Isopleth/contour map
The 2-d 2-density curve is overlaid on top of the geographical map.
Connection map
Network connections and flows are overlaid on top of geographical maps.
Choropleth
Like a heatmap, but the colours are assigned to geopolitical instead of using a grid. Values are commonly represented in the form of rates or ratios to prevent distortion due to population densities.
Cartogram
Geopolitical regions are sized according to their value, which necessarily requires distortion in shapes and overall topology.
ESSENTIAL CHARTS FOR DATA ANALYSIS
This guide covers a variety of chart types for even more specialised use cases. Sometimes, it is difficult to figure out which chart will be most suitable for the data at hand.
To help with selecting the appropriate chart, eighteen common chart types for data analysis are single value chart, single value w/Indicator, bullet chart, table, line chart, sparkline, bar chart, histogram, box plot, pie chart, stacked bar chart, stacked area chart, scatter plot, bubble chart, grouped bar chart, heatmap, bubble map, geographic map and choropleth. Most visualization for dashboards and reports will be effectively served by one of these chart types. While using the chart picker, it’s important to keep in mind these three key points: –
- What specific role or analysis will the chart fulfil?
- What kind of data do I have – Specific or numeric – and how many variables do I need to plot?
- After making the chart, does it convey the important information?

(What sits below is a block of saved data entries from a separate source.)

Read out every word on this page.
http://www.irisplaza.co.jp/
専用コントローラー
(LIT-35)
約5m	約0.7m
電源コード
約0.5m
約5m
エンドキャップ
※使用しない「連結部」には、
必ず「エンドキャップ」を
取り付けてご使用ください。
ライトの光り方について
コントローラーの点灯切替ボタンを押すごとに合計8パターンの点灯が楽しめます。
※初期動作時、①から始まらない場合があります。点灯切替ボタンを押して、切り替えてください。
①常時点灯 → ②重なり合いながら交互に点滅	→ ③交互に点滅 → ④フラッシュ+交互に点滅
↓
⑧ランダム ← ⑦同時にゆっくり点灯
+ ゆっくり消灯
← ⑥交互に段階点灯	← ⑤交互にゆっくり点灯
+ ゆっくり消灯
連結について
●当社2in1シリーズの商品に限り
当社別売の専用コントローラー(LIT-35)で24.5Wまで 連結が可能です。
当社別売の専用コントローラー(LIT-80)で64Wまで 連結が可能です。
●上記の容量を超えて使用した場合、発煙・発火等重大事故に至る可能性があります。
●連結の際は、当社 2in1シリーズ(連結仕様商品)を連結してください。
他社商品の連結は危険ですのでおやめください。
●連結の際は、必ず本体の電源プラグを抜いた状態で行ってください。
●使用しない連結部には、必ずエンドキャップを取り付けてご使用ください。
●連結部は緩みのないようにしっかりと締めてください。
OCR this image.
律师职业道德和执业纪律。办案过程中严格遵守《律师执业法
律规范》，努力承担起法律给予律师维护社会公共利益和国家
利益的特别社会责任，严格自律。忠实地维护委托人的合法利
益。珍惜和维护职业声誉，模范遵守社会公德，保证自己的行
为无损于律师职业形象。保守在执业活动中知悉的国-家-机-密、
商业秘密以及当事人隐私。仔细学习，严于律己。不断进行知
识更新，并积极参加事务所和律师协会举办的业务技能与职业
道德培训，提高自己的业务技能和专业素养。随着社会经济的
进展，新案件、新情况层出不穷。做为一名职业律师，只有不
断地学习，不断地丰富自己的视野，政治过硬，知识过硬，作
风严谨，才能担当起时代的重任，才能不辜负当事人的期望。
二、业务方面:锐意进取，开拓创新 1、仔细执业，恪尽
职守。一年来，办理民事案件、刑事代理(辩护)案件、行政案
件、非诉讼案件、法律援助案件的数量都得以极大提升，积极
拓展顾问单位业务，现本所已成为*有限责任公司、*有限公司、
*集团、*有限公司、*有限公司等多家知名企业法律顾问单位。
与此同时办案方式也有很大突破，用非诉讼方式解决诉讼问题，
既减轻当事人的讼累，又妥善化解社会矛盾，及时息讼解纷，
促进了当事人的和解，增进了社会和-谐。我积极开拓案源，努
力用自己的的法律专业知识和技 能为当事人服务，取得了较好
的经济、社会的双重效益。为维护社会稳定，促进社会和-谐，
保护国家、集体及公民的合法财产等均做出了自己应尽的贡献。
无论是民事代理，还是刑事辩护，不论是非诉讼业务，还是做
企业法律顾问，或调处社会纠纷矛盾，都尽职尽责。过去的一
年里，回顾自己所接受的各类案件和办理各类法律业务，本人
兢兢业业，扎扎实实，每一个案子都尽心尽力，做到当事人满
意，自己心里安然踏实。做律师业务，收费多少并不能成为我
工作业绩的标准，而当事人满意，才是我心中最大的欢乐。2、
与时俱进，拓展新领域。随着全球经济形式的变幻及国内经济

CHARTS THAT SHOULD BE USED JUDICIOUSLY
There are a few chart types left out of the guide that probably won’t be viewed as too rare or unique. Chart types such as those in this section have been excluded as they are less efficient compared to other chart types or have that make them more harder to understand. Use these charts only when you need to convey a unique or specific point that would give an advantage from an alternative visual representation.
Pictogram / Isotype
Used to compare values among groups and in other instances where a bar chart might be suitable. Every icon represents a particular quantity with values that are generally rounded to the nearest whole icon. As a result, this approach loses some accuracy compared to the common bar chart.
Circular/radial bar chart
A bar chart, but with bars plotted in circular arcs. However, this distorts each group’s value as it is ambiguous whether the values are displayed by bar angles or arc lengths. It’s recommended to stick with a standard bar chart.
Radar/spider plot
Used to contrast values among data points across several attributes. Each attribute is represented as a spoke, with its value indicated by the distance from the centre. For each data point, a separate polygon is drawn. However, this polygon area influences the perceived value. To avoid distortion, it is usually better to use a parallel coordinate plot or multiple-grouped bar charts.
ADDITIONAL WAYS TO VISUALISE DATA.
Numerous advanced charting methods extend beyond just picking the correct chart type and data chart encodings. Here are some common methods that can improve clarity and interpretation of data.
Horizontal vs. vertical orientation
Bar charts or Box plots, the comparison chart types, can either be displayed vertically or horizontally. The horizontal orientation can be advantageous when the groups have long names.
Small multiples/faceting
Instead of plotting multiple groups or categories on a single axis, generate individual plots for one group. This can help in differentiating between groups, especially when there are many groups.
Chart compositions/dashboards
Groups of charts, statistics and tables are employed to rapidly communicate key information to the users. Organising related items by grouping them and keeping the most important at the top and the least important at the bottom can assist viewers in extracting insights from the data.